Supporting PVRM in maintaining a constant state of audit/inspection Readiness and partnering to support internal and external audits and regulatory inspections as they pertain to PV by reviewing audit/inspection responses, tracking audit/inspection commitments, and driving on-time CAPA closure.

Ensuring consistency and compliance of PV Business Process against Seqirus standards and regulatory requirements by supporting the preparation and maintenance of PVRM procedural documentation.

Maintaining the Seqirus PV Training System by ensuring adequate PV training is provided to all Seqirus employees and PVRM service providers, and that training compliance is adequately accounted for.

Collaborating with PVRM personnel, cross-functional colleagues, and Seqirus vendors/business partners, with regards to PV quality assurance and compliance issues, as well as recommending/ supporting solutions and compliance related initiatives as required.
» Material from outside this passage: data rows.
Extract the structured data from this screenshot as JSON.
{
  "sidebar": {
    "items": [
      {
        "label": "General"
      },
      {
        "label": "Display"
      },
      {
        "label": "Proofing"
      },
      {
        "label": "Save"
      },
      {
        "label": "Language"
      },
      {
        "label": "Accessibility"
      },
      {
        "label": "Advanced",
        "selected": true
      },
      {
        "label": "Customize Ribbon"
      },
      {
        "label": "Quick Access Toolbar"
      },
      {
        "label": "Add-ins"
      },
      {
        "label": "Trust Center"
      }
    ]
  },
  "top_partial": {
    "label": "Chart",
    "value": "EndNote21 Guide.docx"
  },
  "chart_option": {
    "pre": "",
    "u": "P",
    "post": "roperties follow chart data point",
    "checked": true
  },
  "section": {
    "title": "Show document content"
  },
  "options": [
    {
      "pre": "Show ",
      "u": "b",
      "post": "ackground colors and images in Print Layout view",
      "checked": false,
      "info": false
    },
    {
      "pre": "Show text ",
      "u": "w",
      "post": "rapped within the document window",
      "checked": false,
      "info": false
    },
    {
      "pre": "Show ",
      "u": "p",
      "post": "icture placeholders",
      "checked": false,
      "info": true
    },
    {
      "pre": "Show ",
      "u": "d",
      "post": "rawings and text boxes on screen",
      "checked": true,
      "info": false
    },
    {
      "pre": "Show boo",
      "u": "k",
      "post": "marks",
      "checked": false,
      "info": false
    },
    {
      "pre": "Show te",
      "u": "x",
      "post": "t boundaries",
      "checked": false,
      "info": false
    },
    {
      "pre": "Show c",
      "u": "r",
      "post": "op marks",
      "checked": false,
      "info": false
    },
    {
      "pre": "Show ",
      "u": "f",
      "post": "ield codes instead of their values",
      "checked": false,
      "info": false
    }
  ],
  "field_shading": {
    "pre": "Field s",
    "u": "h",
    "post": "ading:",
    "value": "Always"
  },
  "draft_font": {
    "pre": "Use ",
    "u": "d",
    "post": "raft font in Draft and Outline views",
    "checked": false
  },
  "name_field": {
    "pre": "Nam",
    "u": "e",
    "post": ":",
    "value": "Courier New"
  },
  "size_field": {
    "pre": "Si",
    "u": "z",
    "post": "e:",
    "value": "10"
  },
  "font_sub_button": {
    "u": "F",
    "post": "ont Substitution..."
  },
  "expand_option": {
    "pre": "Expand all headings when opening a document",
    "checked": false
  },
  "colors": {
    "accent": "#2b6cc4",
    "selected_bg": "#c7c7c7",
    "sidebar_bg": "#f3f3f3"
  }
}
Coordinating with PV CQA and other relevant QA functions regarding Key Quality Indicators and PV-relevant Quality Systems, as well as representing PVRM at applicable Quality forums and Quality projects as required

Skills Knowledge and Qualifications:
  • Qualified to full university degree, ideally relating to life sciences, medical, nursing, pharmacy
  • Advantage: Relevant postgraduate qualifications related to PV and/or GVP
  • Significant experience of Pharmacovigilance industry experience with broad overview of all aspects of a PV system.
  • Specific expertise in Pharmacovigilance, Quality or Regulatory Affairs is of particular advantage
  • Proven expertise and understanding of Pharmacovigilance Quality Systems
  • Excellent analytical and process skills and the ability to apply these skills to Seqirus PVRM organization.
  • Global mindset, able to contextualise with a broad, overall view or perspective of an issue or problem
  • Demonstrated ability and experience with PV and/or GCP and/or GMP audits and inspections by Health Authorities (EMA, FDA, etc.)
  • In depth awareness / knowledge of industry regulations and drug safety practices, with emphasis on local and international guidelines
  • Excellent communication, consulting, customer service and problem-solving skills, including relationship with regulators.
  • Strong interpersonal skills and ability to interact with all levels of the organization.
  • Significant Experience with and demonstrated success in working on global cross-functional diverse teams / Ability to work well in a matrix, global team environment.
  • Excellent negotiation, conflict resolution, decision making, problem solving, communication (written and verbal) and presentation skills
  • Ability to successfully manage and prioritize multiple critical issues simultaneously.
  • Must be detail oriented, have the ability to meet deadlines.
  • PC skills, including solid knowledge of Pharmacovigilance or Drug Safety Databases are a plus.
  • Excellent time management skills.